The air split open like torn silk.
From the hollow rose a column of darkness, spiraling into the night — swallowing starlight, swallowing sound. Perry’s fur stood on end. The beams around them flickered wildly, trying to hold, trying not to vanish.
Liora gripped his neck gently, her voice barely a breath.
“If it dreams… we can follow, can’t we?”
Perry nodded, though the thought chilled him.
He remembered the creature’s warning — you must walk where the bridge fell.
The shadow’s whisper slid through the air again, soft and hollow:
“Come, little listeners. See what you’ve woken.”
Before he could answer, the world bent inward.
The forest dissolved. The ground dropped away.
And then—
they were falling once more.
But this time, it wasn’t light that held them.
It was memory twisted wrong.
⸻
They landed in a world that looked like a reflection of the one they’d known — but everything was inverted.
The sky was ink, the trees silver bones.
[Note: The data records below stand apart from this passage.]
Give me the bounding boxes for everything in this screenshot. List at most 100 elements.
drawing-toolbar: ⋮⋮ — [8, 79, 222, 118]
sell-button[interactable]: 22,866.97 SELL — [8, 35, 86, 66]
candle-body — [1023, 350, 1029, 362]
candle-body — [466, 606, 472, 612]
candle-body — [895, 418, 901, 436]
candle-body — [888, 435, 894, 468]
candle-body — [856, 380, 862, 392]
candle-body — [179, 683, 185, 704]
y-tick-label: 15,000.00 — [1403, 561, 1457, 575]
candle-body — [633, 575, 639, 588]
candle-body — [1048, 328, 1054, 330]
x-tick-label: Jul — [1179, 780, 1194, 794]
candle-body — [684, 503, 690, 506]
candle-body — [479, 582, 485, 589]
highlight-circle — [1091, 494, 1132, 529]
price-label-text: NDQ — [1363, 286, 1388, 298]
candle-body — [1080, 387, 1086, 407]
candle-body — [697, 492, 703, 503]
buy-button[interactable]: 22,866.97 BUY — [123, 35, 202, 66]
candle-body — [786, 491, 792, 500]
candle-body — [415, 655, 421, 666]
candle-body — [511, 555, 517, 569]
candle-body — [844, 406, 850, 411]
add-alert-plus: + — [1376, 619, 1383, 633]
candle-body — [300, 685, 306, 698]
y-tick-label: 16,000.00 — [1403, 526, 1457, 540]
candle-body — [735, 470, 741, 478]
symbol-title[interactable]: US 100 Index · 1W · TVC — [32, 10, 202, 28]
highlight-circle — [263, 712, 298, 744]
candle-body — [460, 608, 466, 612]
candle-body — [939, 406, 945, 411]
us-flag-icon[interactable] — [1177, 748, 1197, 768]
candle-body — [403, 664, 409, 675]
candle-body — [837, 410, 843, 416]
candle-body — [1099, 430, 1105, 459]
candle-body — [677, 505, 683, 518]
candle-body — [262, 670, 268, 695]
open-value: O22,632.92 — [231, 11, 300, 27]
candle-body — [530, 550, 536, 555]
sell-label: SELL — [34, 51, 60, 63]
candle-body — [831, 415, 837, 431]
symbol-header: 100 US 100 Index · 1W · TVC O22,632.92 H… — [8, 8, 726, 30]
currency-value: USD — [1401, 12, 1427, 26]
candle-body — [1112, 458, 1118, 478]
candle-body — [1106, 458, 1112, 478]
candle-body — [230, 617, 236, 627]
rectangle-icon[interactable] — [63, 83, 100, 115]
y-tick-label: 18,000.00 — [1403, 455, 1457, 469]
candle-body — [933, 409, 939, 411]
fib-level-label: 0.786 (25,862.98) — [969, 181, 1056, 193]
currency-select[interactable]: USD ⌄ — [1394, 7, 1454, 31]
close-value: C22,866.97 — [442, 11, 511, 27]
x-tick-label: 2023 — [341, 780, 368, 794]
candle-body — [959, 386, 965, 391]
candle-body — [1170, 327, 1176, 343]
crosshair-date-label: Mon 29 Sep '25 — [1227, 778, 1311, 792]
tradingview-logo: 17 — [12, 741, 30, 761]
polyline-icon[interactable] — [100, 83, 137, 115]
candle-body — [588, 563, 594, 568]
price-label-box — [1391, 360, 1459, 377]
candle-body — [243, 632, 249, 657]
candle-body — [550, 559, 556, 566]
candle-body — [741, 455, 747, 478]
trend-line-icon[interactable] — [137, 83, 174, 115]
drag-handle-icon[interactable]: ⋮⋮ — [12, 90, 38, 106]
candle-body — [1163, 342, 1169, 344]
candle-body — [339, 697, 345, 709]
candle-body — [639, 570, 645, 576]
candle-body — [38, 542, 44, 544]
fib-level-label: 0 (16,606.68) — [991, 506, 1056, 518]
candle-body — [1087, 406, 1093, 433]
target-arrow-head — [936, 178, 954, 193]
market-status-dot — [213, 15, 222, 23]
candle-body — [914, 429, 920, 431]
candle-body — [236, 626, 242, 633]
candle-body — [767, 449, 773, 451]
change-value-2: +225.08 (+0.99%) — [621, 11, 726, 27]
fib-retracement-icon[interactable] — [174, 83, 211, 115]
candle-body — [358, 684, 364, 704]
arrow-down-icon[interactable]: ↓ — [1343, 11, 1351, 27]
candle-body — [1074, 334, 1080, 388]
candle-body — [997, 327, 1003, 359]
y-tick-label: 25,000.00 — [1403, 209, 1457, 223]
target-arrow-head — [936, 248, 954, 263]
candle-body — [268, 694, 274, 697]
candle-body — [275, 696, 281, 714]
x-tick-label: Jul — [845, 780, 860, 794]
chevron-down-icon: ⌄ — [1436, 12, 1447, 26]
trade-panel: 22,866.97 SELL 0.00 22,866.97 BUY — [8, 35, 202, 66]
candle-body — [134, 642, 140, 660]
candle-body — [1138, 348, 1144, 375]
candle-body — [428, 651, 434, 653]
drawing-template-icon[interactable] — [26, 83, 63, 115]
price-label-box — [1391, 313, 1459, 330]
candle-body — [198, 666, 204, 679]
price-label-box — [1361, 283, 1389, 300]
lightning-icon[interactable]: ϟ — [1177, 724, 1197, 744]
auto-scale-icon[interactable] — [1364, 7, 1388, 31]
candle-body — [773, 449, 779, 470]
The rivers ran upward, carrying fragments of old laughter that never reached the surface.
The beams still existed here, but their glow was weak — pale ghosts of light moving through fog.
“Where are we?” Liora whispered.
Perry’s golden eyes swept the horizon. “Inside its remembering,” he said softly. “The shadow dreams of what it broke.”
A sound rippled through the air — not quite a roar, not quite a sob. Shapes flickered at the edges of the dark: faint silhouettes of animals and humans, repeating the same moments over and over, never touching.
They reached for one another, but always missed — like two mirrors facing each other with an empty space between.
Liora’s eyes filled with tears.
“They’re trapped here.”
Perry felt his chest tighten. “These are the echoes of the First Bridge.”
As they stepped forward, the air thickened. The whisper returned, now closer, more human than before.
“Why mend what was meant to break?” it hissed. “Fear protects. Separation keeps peace. Do you not see?”
The ground trembled.
From the fog rose the shadow itself — immense, endless, woven from every fear that had ever made hearts turn away. Faces formed and faded within it — a child’s, a beast’s, a mother’s — all whispering mine, mine, mine.
Liora stepped back. Perry stood before her, tail high, fur bristling — not in anger, but defiance.
“You’re not truth,” he said quietly. “You’re what’s left when truth is forgotten.”
The shadow laughed, a sound that shook the air.
“And yet I am part of it. I was born when the bridge fell. You cannot heal light without me.”
Liora’s hand found Perry’s back. He felt warmth pour through him — small, steady, human warmth. Together they glowed, faint but real, like the first spark of dawn.
“Then we won’t destroy you,” Liora whispered. “We’ll remember you. All of you. The light and the fear.”
The shadow paused. Its form flickered. For the first time, it hesitated.
The beams — even the broken ones — began to stir again, responding to her words.
“Balance,” Perry murmured. “That’s what the bridge was built on.”
The world quaked.
Cracks of gold light split through the ground, through the sky, through the shadow itself. It screamed — not in pain, but in release.
The dream began to unravel.
Perry and Liora were lifted in a surge of light and darkness twining together, spinning, weaving — not to destroy, but to heal.
⸻
When the glow dimmed, they stood once more in the hollow.
The crimson wound was gone. In its place pulsed a beam of silver and gold — whole, strong, alive.
The forest breathed.
Leaves shimmered. The world felt complete again — for the first time in ages.
Liora looked down at Perry, tears glinting in her eyes.
“Did we do it?”
He brushed against her hand, purring softly.
“No,” he said. “We remembered.”
And high above them, the beams of magic rose once more — not just through the forest, but through the hearts of everything that had ever lived, shining gently in rhythm with the world’s reborn pulse.